I turned on my side to face her.
“What kind of things?”
She stared at the ceiling.
“I can’t tell you.”
Here we go again.
“Then I can’t really help you, Cara.” It was late, I was tired, and I couldn’t sleep. My patience was wearing thin.
“Fine,” she said, as if she’d come to some sort of decision.
Suddenly, both her hands were on my face and she was Right. There.
“What are you doing?” My brain skidded to a halt, and I couldn’t even breathe.
“Showing you what I’m thinking about, since I can’t find the right words.”
I made some sputtering noises, like a car that wouldn’t start. I still couldn’t figure out what the fuck was going on.
Her face inched closer to mine and it finally clicked.
Was she going to kiss me?
“Tell me to stop and I will,” she said, her lips so close that I could smell the toothpaste on her breath and feel the warmth from her skin.

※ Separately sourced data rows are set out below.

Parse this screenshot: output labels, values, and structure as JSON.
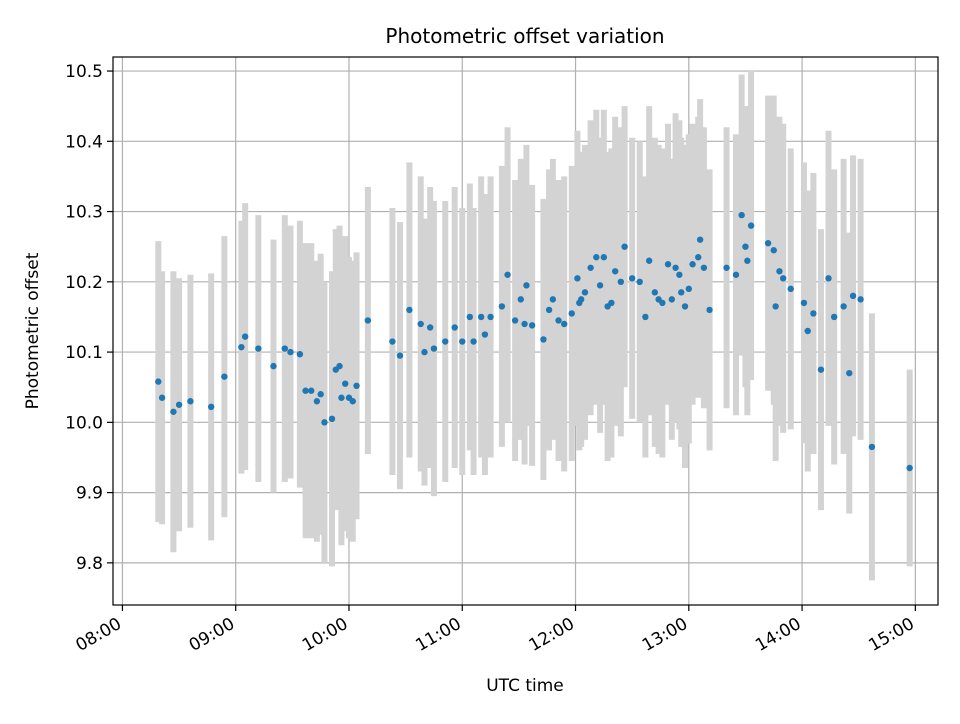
{
  "chart_data": {
    "type": "scatter",
    "title": "Photometric offset variation",
    "xlabel": "UTC time",
    "ylabel": "Photometric offset",
    "xlim": [
      "07:55",
      "15:12"
    ],
    "ylim": [
      9.74,
      10.52
    ],
    "grid": true,
    "legend": "none",
    "x_ticks": [
      "08:00",
      "09:00",
      "10:00",
      "11:00",
      "12:00",
      "13:00",
      "14:00",
      "15:00"
    ],
    "y_ticks": [
      9.8,
      9.9,
      10.0,
      10.1,
      10.2,
      10.3,
      10.4,
      10.5
    ],
    "colors": {
      "points": "#1f77b4",
      "errorbars": "#d3d3d3",
      "grid": "#b0b0b0"
    },
    "series": [
      {
        "x": [
          "08:19",
          "08:21",
          "08:27",
          "08:30",
          "08:36",
          "08:47",
          "08:54",
          "09:03",
          "09:05",
          "09:12",
          "09:20",
          "09:26",
          "09:29",
          "09:34",
          "09:37",
          "09:40",
          "09:43",
          "09:45",
          "09:47",
          "09:51",
          "09:53",
          "09:55",
          "09:56",
          "09:58",
          "10:00",
          "10:02",
          "10:04",
          "10:10",
          "10:23",
          "10:27",
          "10:32",
          "10:38",
          "10:40",
          "10:43",
          "10:45",
          "10:51",
          "10:56",
          "11:00",
          "11:04",
          "11:06",
          "11:10",
          "11:12",
          "11:15",
          "11:21",
          "11:24",
          "11:28",
          "11:31",
          "11:33",
          "11:34",
          "11:37",
          "11:43",
          "11:46",
          "11:48",
          "11:51",
          "11:54",
          "11:58",
          "12:01",
          "12:02",
          "12:03",
          "12:05",
          "12:08",
          "12:11",
          "12:13",
          "12:15",
          "12:17",
          "12:19",
          "12:21",
          "12:24",
          "12:26",
          "12:30",
          "12:34",
          "12:37",
          "12:39",
          "12:42",
          "12:44",
          "12:46",
          "12:49",
          "12:51",
          "12:53",
          "12:55",
          "12:56",
          "12:58",
          "13:00",
          "13:02",
          "13:05",
          "13:06",
          "13:08",
          "13:11",
          "13:20",
          "13:25",
          "13:28",
          "13:30",
          "13:31",
          "13:33",
          "13:42",
          "13:45",
          "13:46",
          "13:48",
          "13:50",
          "13:54",
          "14:01",
          "14:03",
          "14:06",
          "14:10",
          "14:14",
          "14:17",
          "14:22",
          "14:25",
          "14:27",
          "14:31",
          "14:37",
          "14:57"
        ],
        "y": [
          10.058,
          10.035,
          10.015,
          10.025,
          10.03,
          10.022,
          10.065,
          10.107,
          10.122,
          10.105,
          10.08,
          10.105,
          10.1,
          10.097,
          10.045,
          10.045,
          10.03,
          10.04,
          10.0,
          10.005,
          10.075,
          10.08,
          10.035,
          10.055,
          10.035,
          10.03,
          10.052,
          10.145,
          10.115,
          10.095,
          10.16,
          10.14,
          10.1,
          10.135,
          10.105,
          10.115,
          10.135,
          10.115,
          10.15,
          10.115,
          10.15,
          10.125,
          10.15,
          10.165,
          10.21,
          10.145,
          10.175,
          10.14,
          10.195,
          10.138,
          10.118,
          10.16,
          10.175,
          10.145,
          10.14,
          10.155,
          10.205,
          10.17,
          10.175,
          10.185,
          10.22,
          10.235,
          10.195,
          10.235,
          10.165,
          10.17,
          10.215,
          10.2,
          10.25,
          10.205,
          10.2,
          10.15,
          10.23,
          10.185,
          10.175,
          10.17,
          10.225,
          10.175,
          10.22,
          10.21,
          10.185,
          10.165,
          10.19,
          10.225,
          10.235,
          10.26,
          10.22,
          10.16,
          10.22,
          10.21,
          10.295,
          10.25,
          10.23,
          10.28,
          10.255,
          10.245,
          10.165,
          10.215,
          10.205,
          10.19,
          10.17,
          10.13,
          10.155,
          10.075,
          10.205,
          10.15,
          10.165,
          10.07,
          10.18,
          10.175,
          9.965,
          9.935
        ],
        "err": [
          0.2,
          0.18,
          0.2,
          0.18,
          0.18,
          0.19,
          0.2,
          0.18,
          0.19,
          0.19,
          0.18,
          0.19,
          0.18,
          0.19,
          0.21,
          0.21,
          0.2,
          0.2,
          0.2,
          0.21,
          0.2,
          0.2,
          0.21,
          0.21,
          0.2,
          0.2,
          0.19,
          0.19,
          0.19,
          0.19,
          0.21,
          0.21,
          0.19,
          0.2,
          0.21,
          0.2,
          0.2,
          0.19,
          0.19,
          0.19,
          0.2,
          0.2,
          0.2,
          0.2,
          0.21,
          0.2,
          0.2,
          0.2,
          0.2,
          0.2,
          0.2,
          0.2,
          0.2,
          0.2,
          0.21,
          0.21,
          0.21,
          0.21,
          0.21,
          0.21,
          0.21,
          0.21,
          0.21,
          0.21,
          0.22,
          0.22,
          0.22,
          0.22,
          0.2,
          0.2,
          0.2,
          0.2,
          0.22,
          0.22,
          0.22,
          0.22,
          0.2,
          0.2,
          0.22,
          0.22,
          0.22,
          0.23,
          0.22,
          0.2,
          0.2,
          0.2,
          0.2,
          0.2,
          0.2,
          0.2,
          0.2,
          0.2,
          0.22,
          0.22,
          0.21,
          0.22,
          0.22,
          0.22,
          0.22,
          0.2,
          0.2,
          0.2,
          0.2,
          0.2,
          0.21,
          0.21,
          0.21,
          0.2,
          0.2,
          0.2,
          0.19,
          0.14
        ]
      }
    ]
  }
}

I couldn’t form the words. I didn’t want Cara to kiss me. Right?
I shouldn’t want my best friend, who was definitely heterosexual, to kiss me. Was this a fucking dream, because it was a confusing one.
I tried to open my mouth and tell her not to kiss me. The words wouldn’t come. I couldn’t say them. Mostly because they weren’t true.
It was as if I’d been hit by a truck full of realizations and was drowning in them. I started shaking and Cara was none-too-steady.
“Tell me if you want me to stop,” she said again, but I shook my head.
“What does that mean? That you want me to stop?” I shook my head again.
“You want me to...” she trailed off and I nodded. Once. She let out a shaky breath. Her fingers trembled on my cheeks.
I was strung so tight, I thought I might snap in two if she didn’t do something right fucking now.
She stopped with her lips almost exactly pressed to mine. I could barely feel them and that pissed me off. If she was going to kiss me, she might as well kiss me. I didn’t know why she was kissing me, or what it meant, but right now it didn’t matter. All that mattered was her mouth touching mine.